Oorzaken voor mislukking
Het zal duidelijk zijn dat het hiervoor beschreven scenario hoogstwaarschijnlijk zal leiden tot mislukking van het SPI-traject. Waarom gaat het dan verkeerd? De gehanteerde aanpak wordt immers veelvuldig beschreven in de literatuur, en ook met het CMM als model is weinig mis. Het antwoord hierop is simpel: de gehanteerde aanpak past niet bij de uitgangssituatie van de organisatie.
Het overgrote deel van de organisaties gaat een SPI traject in vanuit een situatie waarbij de huidige processen onvolwassen zijn. In CMM-termen zitten de meeste organisatie op niveau-1 en willen ze naar niveau-2. In een niveau-1 organisatie kunnen projecten niet efficiënt worden uitgevoerd. De organisatie leert moeilijk en is vooral bezig met brandjes blussen. In het algemeen heeft men weinig tot geen ervaring met succesvolle procesverbetering. Je kunt je dus serieus afvragen of een onvolwassen organisatie in staat zou zijn om een groots opgezet SPI-project tot een goed einde te brengen. In de CMM-filosofie wordt hiermee rekening gehouden: pas op niveau-3 worden organisatiebrede verbeteringen doorgevoerd. Op lagere niveaus vinden verbeteringen lokaal binnen de projecten plaats. Vaak wordt dit gezien als een sub-optimale oplossing: het wiel zal waarschijnlijk meerdere keren in verschillende projecten worden uitgevonden. Daarom starten veel organisaties toch een SPI-project waarbij centraal verbeteringen worden doorgevoerd. Met andere woorden: veel organisaties hanteren een niveau-3 aanpak om niveau-2 problemen te lijf te gaan.
Procesverbetering is een leerproces op zichzelf. In de gehanteerde aanpak wordt hiermee vaak geen rekening gehouden. Impliciet wordt verondersteld of als randvoorwaarde aangegeven dat men weet wat procesmatig werken inhoudt, dat men verbeteren ziet als onderdeel van de dagelijkse werkzaamheden en dat degenen die verantwoordelijk zijn zich ook verantwoordelijk voelen. Juist in een organisatie met lage procesvolwassenheid zal men hierin moeten groeien.

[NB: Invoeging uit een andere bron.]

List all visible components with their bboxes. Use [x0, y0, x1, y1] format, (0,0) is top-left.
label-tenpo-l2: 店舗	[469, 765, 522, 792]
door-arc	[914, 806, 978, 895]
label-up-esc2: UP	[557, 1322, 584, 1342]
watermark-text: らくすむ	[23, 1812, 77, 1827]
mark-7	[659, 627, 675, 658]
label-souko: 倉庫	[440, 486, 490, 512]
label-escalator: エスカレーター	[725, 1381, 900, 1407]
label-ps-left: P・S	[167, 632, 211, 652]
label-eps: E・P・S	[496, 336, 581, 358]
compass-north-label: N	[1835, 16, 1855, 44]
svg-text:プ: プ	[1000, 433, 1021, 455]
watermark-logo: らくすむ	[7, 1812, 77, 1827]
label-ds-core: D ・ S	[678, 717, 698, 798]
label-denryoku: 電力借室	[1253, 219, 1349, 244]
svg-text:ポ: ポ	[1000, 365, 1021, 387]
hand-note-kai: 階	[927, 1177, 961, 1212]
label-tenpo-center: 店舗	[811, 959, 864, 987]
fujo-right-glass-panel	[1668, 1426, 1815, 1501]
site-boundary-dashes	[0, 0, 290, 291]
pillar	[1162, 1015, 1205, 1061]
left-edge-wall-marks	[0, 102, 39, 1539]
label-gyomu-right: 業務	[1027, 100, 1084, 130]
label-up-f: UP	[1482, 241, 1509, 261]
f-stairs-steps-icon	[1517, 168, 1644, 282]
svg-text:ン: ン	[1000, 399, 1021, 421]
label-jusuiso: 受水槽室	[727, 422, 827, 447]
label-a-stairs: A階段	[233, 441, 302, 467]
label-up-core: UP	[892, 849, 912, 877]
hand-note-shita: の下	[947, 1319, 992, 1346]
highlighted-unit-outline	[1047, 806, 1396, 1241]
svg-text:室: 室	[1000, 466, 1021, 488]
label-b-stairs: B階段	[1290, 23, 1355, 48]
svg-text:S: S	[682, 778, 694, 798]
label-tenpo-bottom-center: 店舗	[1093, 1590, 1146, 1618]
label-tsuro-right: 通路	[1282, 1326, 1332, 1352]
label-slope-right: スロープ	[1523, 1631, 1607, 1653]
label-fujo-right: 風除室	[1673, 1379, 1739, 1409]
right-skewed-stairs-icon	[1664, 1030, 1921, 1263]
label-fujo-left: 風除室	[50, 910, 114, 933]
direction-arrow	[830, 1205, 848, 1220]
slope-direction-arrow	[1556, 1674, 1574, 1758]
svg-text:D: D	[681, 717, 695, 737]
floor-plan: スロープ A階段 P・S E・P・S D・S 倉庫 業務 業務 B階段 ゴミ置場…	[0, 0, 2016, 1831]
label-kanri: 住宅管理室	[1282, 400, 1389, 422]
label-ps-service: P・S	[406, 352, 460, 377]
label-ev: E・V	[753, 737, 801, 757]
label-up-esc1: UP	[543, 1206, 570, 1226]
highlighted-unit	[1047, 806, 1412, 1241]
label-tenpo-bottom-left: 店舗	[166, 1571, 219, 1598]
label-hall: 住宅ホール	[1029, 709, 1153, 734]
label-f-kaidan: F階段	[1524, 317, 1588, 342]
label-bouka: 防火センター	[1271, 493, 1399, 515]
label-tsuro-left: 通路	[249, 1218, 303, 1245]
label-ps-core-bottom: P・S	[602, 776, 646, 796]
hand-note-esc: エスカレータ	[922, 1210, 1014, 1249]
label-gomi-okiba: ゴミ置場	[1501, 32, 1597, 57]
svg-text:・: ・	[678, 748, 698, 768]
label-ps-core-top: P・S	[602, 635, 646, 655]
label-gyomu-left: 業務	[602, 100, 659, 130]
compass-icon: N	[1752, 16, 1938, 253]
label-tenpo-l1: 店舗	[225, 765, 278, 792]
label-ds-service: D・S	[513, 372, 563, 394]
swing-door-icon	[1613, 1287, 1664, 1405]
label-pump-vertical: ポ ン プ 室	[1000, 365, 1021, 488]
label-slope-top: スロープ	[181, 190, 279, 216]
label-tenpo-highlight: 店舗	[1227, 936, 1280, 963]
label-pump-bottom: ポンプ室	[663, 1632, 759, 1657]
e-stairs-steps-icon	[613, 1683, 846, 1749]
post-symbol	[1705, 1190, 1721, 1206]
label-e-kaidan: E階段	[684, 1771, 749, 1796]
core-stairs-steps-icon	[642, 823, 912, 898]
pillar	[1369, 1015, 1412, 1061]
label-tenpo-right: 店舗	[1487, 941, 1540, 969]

Het beeld dat naar voren komt is dat de aanpak van procesverbetering samenhangt met de procesvolwassenheid van een organisatie. In de beschikbare SPI-literatuur wordt hierover weinig geschreven. Vrijwel alle literatuur gaat uit van een variant van de beschreven organisatiebrede projectaanpak. Een belangrijke oorzaak hiervoor ligt in de oorsprong van de beschikbare informatie. Vaak komen SPI-publicaties van grote organisaties die zelf al een bepaalde mate van procesvolwassenheid (niet specifiek op software-gebied) hebben. Verder zijn de gebruikte veranderingsmodellen vaak niet speciaal voor SPI ontwikkeld. Bijvoorbeeld het door het SEI ontwikkelde Ideal-model is zwaar beïnvloed door ervaringen met technology transfers bij Bell Labs en minder door specifieke SPI-ervaringen.
Alternatieve SPI-aanpak
De standaard SPI-aanpak werkt dus vaak niet in organisaties met een lage procesvolwassenheid. Toch zijn er wel degelijk gereedschappen beschikbaar ook in deze organisaties een SPI traject tot een succes te maken. Het zijn geen revolutionaire nieuwe concepten: ze worden in andere context veelvuldig toegepast. Het belangrijkste element vormt de expliciete keuze voor lokaal verbeteren in de projecten. Ondersteunende instrumenten zijn in dit geval het houden van teamworkshops en het hanteren van timeboxing.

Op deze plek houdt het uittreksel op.